The (un)constitutionality of equalization payments
August 26, 2005 by Paul McKeever
On Friday, August 26, 2005, the Globe and Mail ran an editorial about Ontario possibly falling into “have not” status among the provinces in coming years, and the role that federal equalization payments might be playing. It concluded:
“Do the current program and other federal transfer mechanisms need reform, accountability and an accurate means of measuring their impact on all provinces? Absolutely. Should the rich provinces get back all the dollars their taxpayers send to Ottawa, thereby eliminating the so-called fiscal imbalance? Absolutely not, because that would reduce federalism to nothing more than a financial balance sheet and effectively turn the central government into a non-profit collection agency for the wealthier provinces.”
To my knowledge, Ontario has not proposed that it receive “all” of the money its taxpaying residents pay to the federal government. Ontarians and their government recognize that, as Canadians, they must contribute to exclusively federal matters like the military, for example. However, Ontario is indeed losing under the current equalization scheme, and it is losing unjustly.

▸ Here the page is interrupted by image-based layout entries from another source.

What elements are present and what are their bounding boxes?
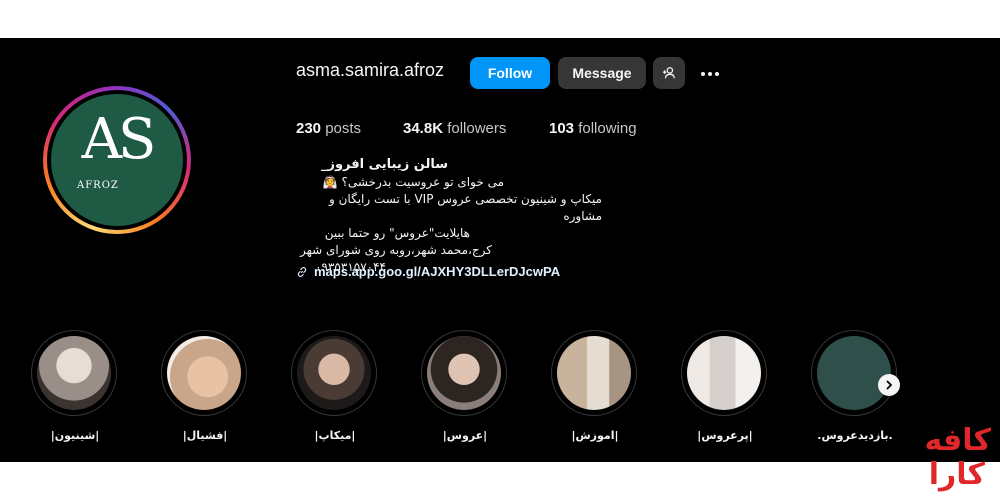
highlight-cover <box>37 336 111 410</box>
highlight-label: |فشیال| <box>182 429 228 442</box>
follow-button[interactable]: Follow <box>470 57 550 89</box>
highlights-next-button[interactable] <box>878 374 900 396</box>
highlight-item[interactable]: |میکاپ| <box>291 330 379 442</box>
following-stat[interactable]: 103 following <box>549 120 637 137</box>
highlight-label: |پرعروس| <box>697 429 753 442</box>
highlight-item[interactable]: |پرعروس| <box>681 330 769 442</box>
highlight-cover <box>817 336 891 410</box>
bio: سالن زیبایی افروز_ می خوای تو عروسیت بدر… <box>296 156 616 276</box>
profile-avatar[interactable]: AS AFROZ <box>43 86 191 234</box>
add-user-button[interactable] <box>653 57 685 89</box>
highlight-item[interactable]: |اموزش| <box>551 330 639 442</box>
highlight-cover <box>427 336 501 410</box>
highlight-label: |شینیون| <box>50 429 100 442</box>
bio-line: کرج،محمد شهر،روبه روی شورای شهر <box>299 243 492 257</box>
highlight-cover <box>167 336 241 410</box>
watermark-text-bottom: کارا <box>928 457 985 492</box>
highlight-item[interactable]: |عروس| <box>421 330 509 442</box>
username: asma.samira.afroz <box>296 60 445 80</box>
followers-stat[interactable]: 34.8K followers <box>403 120 506 137</box>
watermark-logo: کافه کارا <box>924 423 991 494</box>
highlight-cover <box>297 336 371 410</box>
bio-name: سالن زیبایی افروز_ <box>320 157 448 172</box>
watermark-text-top: کافه <box>924 423 991 458</box>
chevron-right-icon <box>886 380 893 390</box>
link-icon <box>297 266 307 277</box>
bio-line: میکاپ و شینیون تخصصی عروس VIP با تست رای… <box>329 192 602 223</box>
highlight-item[interactable]: |شینیون| <box>31 330 119 442</box>
posts-stat: 230 posts <box>296 120 362 137</box>
highlight-item[interactable]: |فشیال| <box>161 330 249 442</box>
highlight-label: .بازدیدعروس. <box>817 429 893 442</box>
highlight-cover <box>687 336 761 410</box>
bio-line: هایلایت"عروس" رو حتما ببین <box>324 226 470 240</box>
highlight-cover <box>557 336 631 410</box>
avatar-logo: AS AFROZ <box>51 94 183 226</box>
highlight-label: |عروس| <box>442 429 488 442</box>
more-options-icon[interactable] <box>698 64 722 84</box>
bio-line: می خوای تو عروسیت بدرخشی؟ 👰 <box>322 175 504 189</box>
avatar-logo-sub: AFROZ <box>77 180 119 191</box>
highlight-label: |میکاپ| <box>314 429 356 442</box>
highlight-label: |اموزش| <box>571 429 619 442</box>
person-add-icon <box>662 67 675 79</box>
bio-link[interactable]: maps.app.goo.gl/AJXHY3DLLerDJcwPA <box>296 264 560 279</box>
message-button[interactable]: Message <box>558 57 646 89</box>
profile-panel: AS AFROZ asma.samira.afroz Follow Messag… <box>0 38 1000 462</box>
avatar-logo-letters: AS <box>81 107 157 172</box>
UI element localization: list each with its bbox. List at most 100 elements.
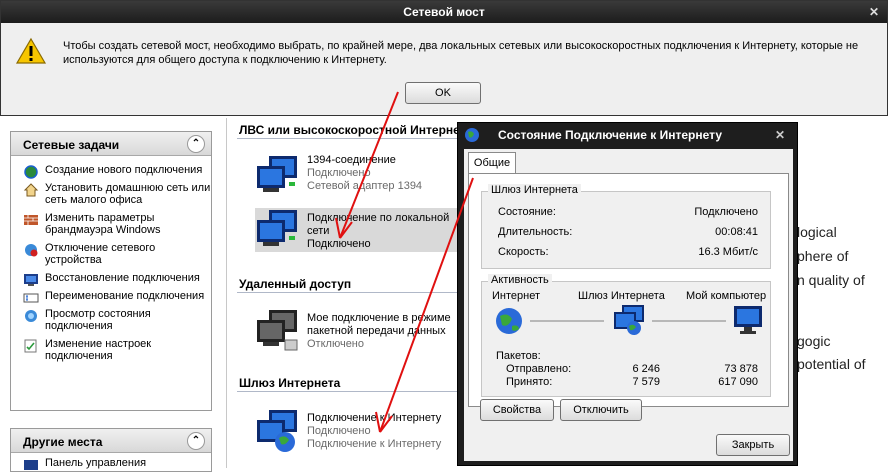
task-label: Создание нового подключения [45,164,203,176]
background-text-5: potential of [797,356,866,372]
task-label: Установить домашнюю сеть или сеть малого… [45,182,211,206]
new-connection-icon [24,165,38,179]
sent-label: Отправлено: [506,363,572,375]
internet-globe-icon [496,308,522,334]
task-label: Изменить параметры брандмауэра Windows [45,212,161,236]
network-bridge-message-box: Сетевой мост ✕ Чтобы создать сетевой мос… [0,0,888,116]
message-box-titlebar: Сетевой мост ✕ [1,1,887,23]
task-label: Отключение сетевого устройства [45,242,156,266]
group-gateway-header: Шлюз Интернета [239,376,341,390]
message-box-title: Сетевой мост [403,5,485,19]
status-dialog-body: Общие Шлюз Интернета Состояние: Подключе… [464,149,793,461]
disconnect-button[interactable]: Отключить [560,399,642,421]
connection-text: Мое подключение в режиме пакетной переда… [307,312,451,351]
packets-label: Пакетов: [496,350,541,362]
disable-device-icon [25,244,38,257]
connection-status: Подключено [307,167,371,179]
warning-icon [15,37,47,64]
group-divider [237,391,468,392]
connection-text: 1394-соединение Подключено Сетевой адапт… [307,154,422,193]
gateway-computer-icon [614,305,644,335]
control-panel-icon [24,460,38,470]
network-tasks-header[interactable]: Сетевые задачи ⌃ [11,132,211,156]
my-computer-icon [734,306,762,334]
close-icon[interactable]: ✕ [869,1,879,23]
received-computer-value: 617 090 [718,376,758,388]
view-status-icon [25,310,37,322]
gateway-group: Шлюз Интернета Состояние: Подключено Дли… [481,184,771,269]
group-lan-header: ЛВС или высокоскоростной Интернет [239,123,466,137]
node-computer-label: Мой компьютер [686,290,767,302]
task-label: Восстановление подключения [45,272,200,284]
node-internet-label: Интернет [492,290,540,302]
general-tab-page: Шлюз Интернета Состояние: Подключено Дли… [468,173,789,407]
globe-icon [465,128,479,142]
connection-status: Подключено [307,238,371,250]
task-pane: Сетевые задачи ⌃ Создание нового подключ… [0,118,226,472]
gateway-legend: Шлюз Интернета [488,184,581,196]
connection-device: Подключение к Интернету [307,438,442,450]
firewall-icon [24,215,38,225]
connection-device: Сетевой адаптер 1394 [307,180,423,192]
activity-legend: Активность [488,274,552,286]
status-dialog-titlebar: Состояние Подключение к Интернету ✕ [458,123,797,147]
activity-line-left [530,320,604,322]
task-home-network[interactable]: Установить домашнюю сеть или сеть малого… [11,182,211,206]
collapse-icon[interactable]: ⌃ [187,432,205,450]
connection-status-dialog: Состояние Подключение к Интернету ✕ Общи… [457,122,798,466]
background-text-3: n quality of [797,272,865,288]
internet-gateway-icon [257,410,297,452]
status-value: Подключено [694,206,758,218]
other-places-header[interactable]: Другие места ⌃ [11,429,211,453]
network-connection-icon [257,156,297,192]
connection-name: Подключение к Интернету [307,412,442,424]
task-disable-device[interactable]: Отключение сетевого устройства [11,242,211,266]
task-view-status[interactable]: Просмотр состояния подключения [11,308,211,332]
node-gateway-label: Шлюз Интернета [578,290,665,302]
connection-name: 1394-соединение [307,154,396,166]
task-label: Панель управления [45,457,147,469]
home-network-icon [23,183,39,197]
tab-general[interactable]: Общие [468,152,516,174]
task-firewall[interactable]: Изменить параметры брандмауэра Windows [11,212,211,236]
group-remote-header: Удаленный доступ [239,277,352,291]
activity-line-right [652,320,726,322]
repair-icon [24,274,38,286]
background-text-4: gogic [797,333,831,349]
network-connection-icon [257,210,297,246]
connection-status: Отключено [307,338,364,350]
status-dialog-title: Состояние Подключение к Интернету [498,128,722,142]
network-tasks-title: Сетевые задачи [23,138,120,152]
connection-name-cont: пакетной передачи данных [307,325,446,337]
received-gateway-value: 7 579 [632,376,660,388]
collapse-icon[interactable]: ⌃ [187,135,205,153]
connection-name: Мое подключение в режиме [307,312,451,324]
connection-status: Подключено [307,425,371,437]
other-places-panel: Другие места ⌃ Панель управления [10,428,212,472]
group-divider [237,138,468,139]
message-text: Чтобы создать сетевой мост, необходимо в… [63,40,859,66]
task-label: Переименование подключения [45,290,205,302]
other-places-title: Другие места [23,435,103,449]
speed-label: Скорость: [498,246,549,258]
task-rename[interactable]: Переименование подключения [11,290,211,303]
task-label: Просмотр состояния подключения [45,308,151,332]
activity-group: Активность Интернет Шлюз Интернета Мой к… [481,274,771,397]
received-label: Принято: [506,376,553,388]
change-settings-icon [24,339,37,353]
properties-button[interactable]: Свойства [480,399,554,421]
connections-list: ЛВС или высокоскоростной Интернет 1394-с… [226,118,469,468]
duration-label: Длительность: [498,226,573,238]
task-repair[interactable]: Восстановление подключения [11,272,211,286]
status-label: Состояние: [498,206,556,218]
speed-value: 16.3 Мбит/с [698,246,758,258]
group-divider [237,292,468,293]
connection-lan[interactable]: Подключение по локальной сети Подключено [255,208,469,252]
task-change-settings[interactable]: Изменение настроек подключения [11,338,211,362]
close-icon[interactable]: ✕ [775,123,785,147]
close-button[interactable]: Закрыть [716,434,790,456]
task-create-connection[interactable]: Создание нового подключения [11,164,211,179]
ok-button[interactable]: OK [405,82,481,104]
task-control-panel[interactable]: Панель управления [11,457,211,470]
connection-name: Подключение по локальной [307,212,450,224]
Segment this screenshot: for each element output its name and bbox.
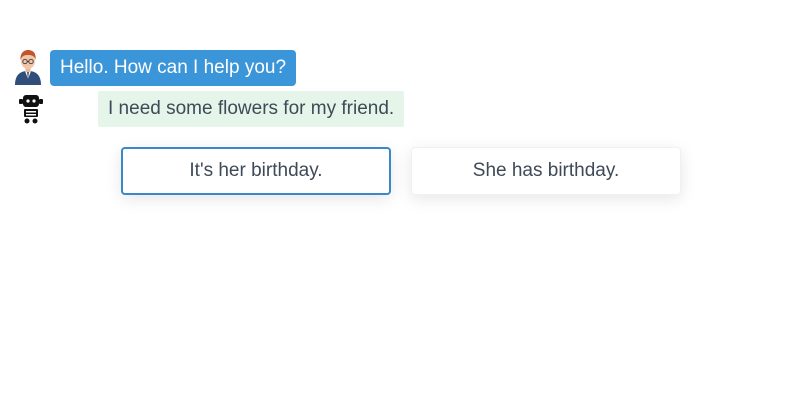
choice-button-its-her-birthday[interactable]: It's her birthday. xyxy=(121,147,391,195)
agent-message: Hello. How can I help you? xyxy=(50,50,297,86)
robot-avatar-icon xyxy=(17,93,47,129)
agent-avatar-icon xyxy=(13,49,43,85)
choice-button-she-has-birthday[interactable]: She has birthday. xyxy=(411,147,681,195)
chat-area: Hello. How can I help you? I need some f… xyxy=(0,0,800,400)
user-message: I need some flowers for my friend. xyxy=(98,91,405,127)
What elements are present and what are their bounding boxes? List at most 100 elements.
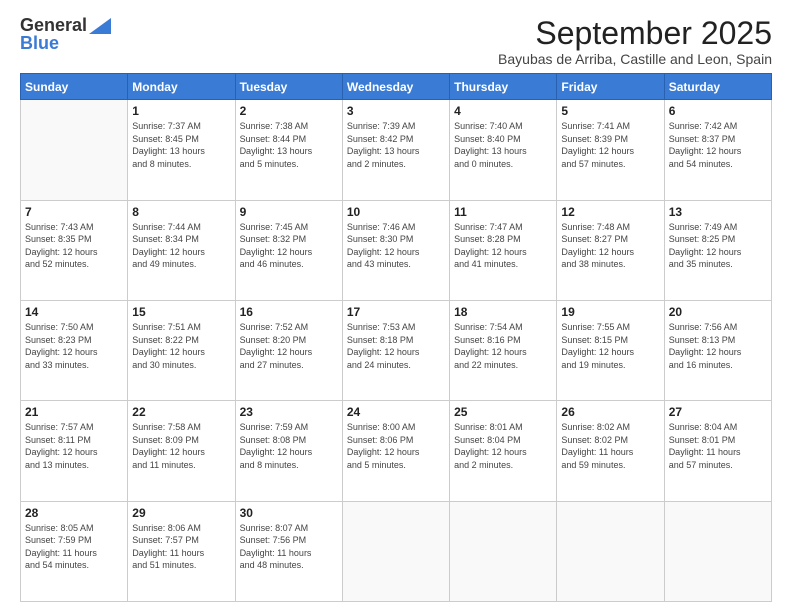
day-number: 16	[240, 305, 338, 319]
calendar-cell: 20 Sunrise: 7:56 AM Sunset: 8:13 PM Dayli…	[664, 300, 771, 400]
col-thursday: Thursday	[450, 74, 557, 100]
day-info: Sunrise: 7:50 AM Sunset: 8:23 PM Dayligh…	[25, 321, 123, 371]
day-info: Sunrise: 7:53 AM Sunset: 8:18 PM Dayligh…	[347, 321, 445, 371]
calendar-cell: 29Sunrise: 8:06 AM Sunset: 7:57 PM Dayli…	[128, 501, 235, 601]
day-number: 12	[561, 205, 659, 219]
calendar-cell: 17 Sunrise: 7:53 AM Sunset: 8:18 PM Dayli…	[342, 300, 449, 400]
day-info: Sunrise: 8:07 AM Sunset: 7:56 PM Dayligh…	[240, 522, 338, 572]
day-number: 8	[132, 205, 230, 219]
day-number: 10	[347, 205, 445, 219]
calendar-week-4: 21Sunrise: 7:57 AM Sunset: 8:11 PM Dayli…	[21, 401, 772, 501]
day-info: Sunrise: 8:00 AM Sunset: 8:06 PM Dayligh…	[347, 421, 445, 471]
day-info: Sunrise: 7:40 AM Sunset: 8:40 PM Dayligh…	[454, 120, 552, 170]
col-friday: Friday	[557, 74, 664, 100]
day-number: 2	[240, 104, 338, 118]
calendar-cell: 19 Sunrise: 7:55 AM Sunset: 8:15 PM Dayli…	[557, 300, 664, 400]
calendar-week-1: 1Sunrise: 7:37 AM Sunset: 8:45 PM Daylig…	[21, 100, 772, 200]
day-number: 18	[454, 305, 552, 319]
calendar-cell: 5 Sunrise: 7:41 AM Sunset: 8:39 PM Daylig…	[557, 100, 664, 200]
day-number: 27	[669, 405, 767, 419]
day-number: 4	[454, 104, 552, 118]
day-info: Sunrise: 7:51 AM Sunset: 8:22 PM Dayligh…	[132, 321, 230, 371]
day-number: 30	[240, 506, 338, 520]
day-number: 24	[347, 405, 445, 419]
calendar-week-5: 28Sunrise: 8:05 AM Sunset: 7:59 PM Dayli…	[21, 501, 772, 601]
title-block: September 2025 Bayubas de Arriba, Castil…	[498, 16, 772, 67]
calendar-cell	[450, 501, 557, 601]
day-number: 11	[454, 205, 552, 219]
calendar-cell: 26Sunrise: 8:02 AM Sunset: 8:02 PM Dayli…	[557, 401, 664, 501]
calendar-week-3: 14 Sunrise: 7:50 AM Sunset: 8:23 PM Dayli…	[21, 300, 772, 400]
day-number: 13	[669, 205, 767, 219]
calendar-cell	[342, 501, 449, 601]
col-saturday: Saturday	[664, 74, 771, 100]
header: General Blue September 2025 Bayubas de A…	[20, 16, 772, 67]
calendar-cell: 12 Sunrise: 7:48 AM Sunset: 8:27 PM Dayli…	[557, 200, 664, 300]
day-info: Sunrise: 7:59 AM Sunset: 8:08 PM Dayligh…	[240, 421, 338, 471]
day-info: Sunrise: 7:38 AM Sunset: 8:44 PM Dayligh…	[240, 120, 338, 170]
day-number: 23	[240, 405, 338, 419]
day-info: Sunrise: 7:49 AM Sunset: 8:25 PM Dayligh…	[669, 221, 767, 271]
day-number: 22	[132, 405, 230, 419]
calendar-cell: 30 Sunrise: 8:07 AM Sunset: 7:56 PM Dayli…	[235, 501, 342, 601]
day-info: Sunrise: 7:39 AM Sunset: 8:42 PM Dayligh…	[347, 120, 445, 170]
day-info: Sunrise: 7:43 AM Sunset: 8:35 PM Dayligh…	[25, 221, 123, 271]
calendar-cell: 8 Sunrise: 7:44 AM Sunset: 8:34 PM Daylig…	[128, 200, 235, 300]
day-info: Sunrise: 8:04 AM Sunset: 8:01 PM Dayligh…	[669, 421, 767, 471]
calendar-cell: 23 Sunrise: 7:59 AM Sunset: 8:08 PM Dayli…	[235, 401, 342, 501]
page: General Blue September 2025 Bayubas de A…	[0, 0, 792, 612]
day-number: 3	[347, 104, 445, 118]
calendar-cell: 22Sunrise: 7:58 AM Sunset: 8:09 PM Dayli…	[128, 401, 235, 501]
day-info: Sunrise: 7:44 AM Sunset: 8:34 PM Dayligh…	[132, 221, 230, 271]
calendar-cell	[557, 501, 664, 601]
calendar-cell: 28Sunrise: 8:05 AM Sunset: 7:59 PM Dayli…	[21, 501, 128, 601]
day-number: 5	[561, 104, 659, 118]
col-sunday: Sunday	[21, 74, 128, 100]
day-info: Sunrise: 7:45 AM Sunset: 8:32 PM Dayligh…	[240, 221, 338, 271]
calendar-cell: 1Sunrise: 7:37 AM Sunset: 8:45 PM Daylig…	[128, 100, 235, 200]
day-info: Sunrise: 7:41 AM Sunset: 8:39 PM Dayligh…	[561, 120, 659, 170]
day-number: 21	[25, 405, 123, 419]
calendar-cell: 6Sunrise: 7:42 AM Sunset: 8:37 PM Daylig…	[664, 100, 771, 200]
calendar-cell	[21, 100, 128, 200]
day-number: 17	[347, 305, 445, 319]
day-info: Sunrise: 7:37 AM Sunset: 8:45 PM Dayligh…	[132, 120, 230, 170]
month-title: September 2025	[498, 16, 772, 51]
day-number: 14	[25, 305, 123, 319]
day-info: Sunrise: 7:48 AM Sunset: 8:27 PM Dayligh…	[561, 221, 659, 271]
logo-general-text: General	[20, 16, 87, 34]
day-info: Sunrise: 7:46 AM Sunset: 8:30 PM Dayligh…	[347, 221, 445, 271]
day-info: Sunrise: 7:47 AM Sunset: 8:28 PM Dayligh…	[454, 221, 552, 271]
day-info: Sunrise: 7:55 AM Sunset: 8:15 PM Dayligh…	[561, 321, 659, 371]
calendar-cell	[664, 501, 771, 601]
calendar-cell: 18 Sunrise: 7:54 AM Sunset: 8:16 PM Dayli…	[450, 300, 557, 400]
day-number: 28	[25, 506, 123, 520]
col-wednesday: Wednesday	[342, 74, 449, 100]
day-info: Sunrise: 7:54 AM Sunset: 8:16 PM Dayligh…	[454, 321, 552, 371]
day-number: 6	[669, 104, 767, 118]
calendar-cell: 15 Sunrise: 7:51 AM Sunset: 8:22 PM Dayli…	[128, 300, 235, 400]
calendar-header-row: Sunday Monday Tuesday Wednesday Thursday…	[21, 74, 772, 100]
day-info: Sunrise: 7:52 AM Sunset: 8:20 PM Dayligh…	[240, 321, 338, 371]
day-number: 9	[240, 205, 338, 219]
calendar-cell: 25Sunrise: 8:01 AM Sunset: 8:04 PM Dayli…	[450, 401, 557, 501]
day-number: 15	[132, 305, 230, 319]
logo-blue-text: Blue	[20, 34, 111, 52]
calendar-cell: 27 Sunrise: 8:04 AM Sunset: 8:01 PM Dayli…	[664, 401, 771, 501]
day-info: Sunrise: 8:01 AM Sunset: 8:04 PM Dayligh…	[454, 421, 552, 471]
calendar-cell: 14 Sunrise: 7:50 AM Sunset: 8:23 PM Dayli…	[21, 300, 128, 400]
calendar-cell: 7Sunrise: 7:43 AM Sunset: 8:35 PM Daylig…	[21, 200, 128, 300]
day-number: 20	[669, 305, 767, 319]
calendar-cell: 9 Sunrise: 7:45 AM Sunset: 8:32 PM Daylig…	[235, 200, 342, 300]
logo-icon	[89, 18, 111, 34]
day-number: 19	[561, 305, 659, 319]
day-number: 26	[561, 405, 659, 419]
logo: General Blue	[20, 16, 111, 52]
calendar-cell: 21Sunrise: 7:57 AM Sunset: 8:11 PM Dayli…	[21, 401, 128, 501]
day-info: Sunrise: 7:56 AM Sunset: 8:13 PM Dayligh…	[669, 321, 767, 371]
col-tuesday: Tuesday	[235, 74, 342, 100]
col-monday: Monday	[128, 74, 235, 100]
calendar-cell: 11 Sunrise: 7:47 AM Sunset: 8:28 PM Dayli…	[450, 200, 557, 300]
calendar-cell: 24 Sunrise: 8:00 AM Sunset: 8:06 PM Dayli…	[342, 401, 449, 501]
calendar-cell: 16 Sunrise: 7:52 AM Sunset: 8:20 PM Dayli…	[235, 300, 342, 400]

In a free and democratic country, a government may spend only what the country’s constitution gives it authority to spend. Canada’s constitution gives the federal government only the authority to pay out the amounts set out in the Constitution Act, 1907, which is still in force and binding. The Constitution does not give the federal government authority to redistribute wealth via the current federal equalization payments. If the federal government wants to engage in such spending, it should be seeking a constitutional amendment.
Because the federal equalization payments are unconstitutional, Premier McGuinty is wrong to ask for federal money . However, Ontario would be in the right to demand an end to equalization payments, and a corresponding reduction in federal taxation. This it could rightly do in the name of freedom and the rule of law.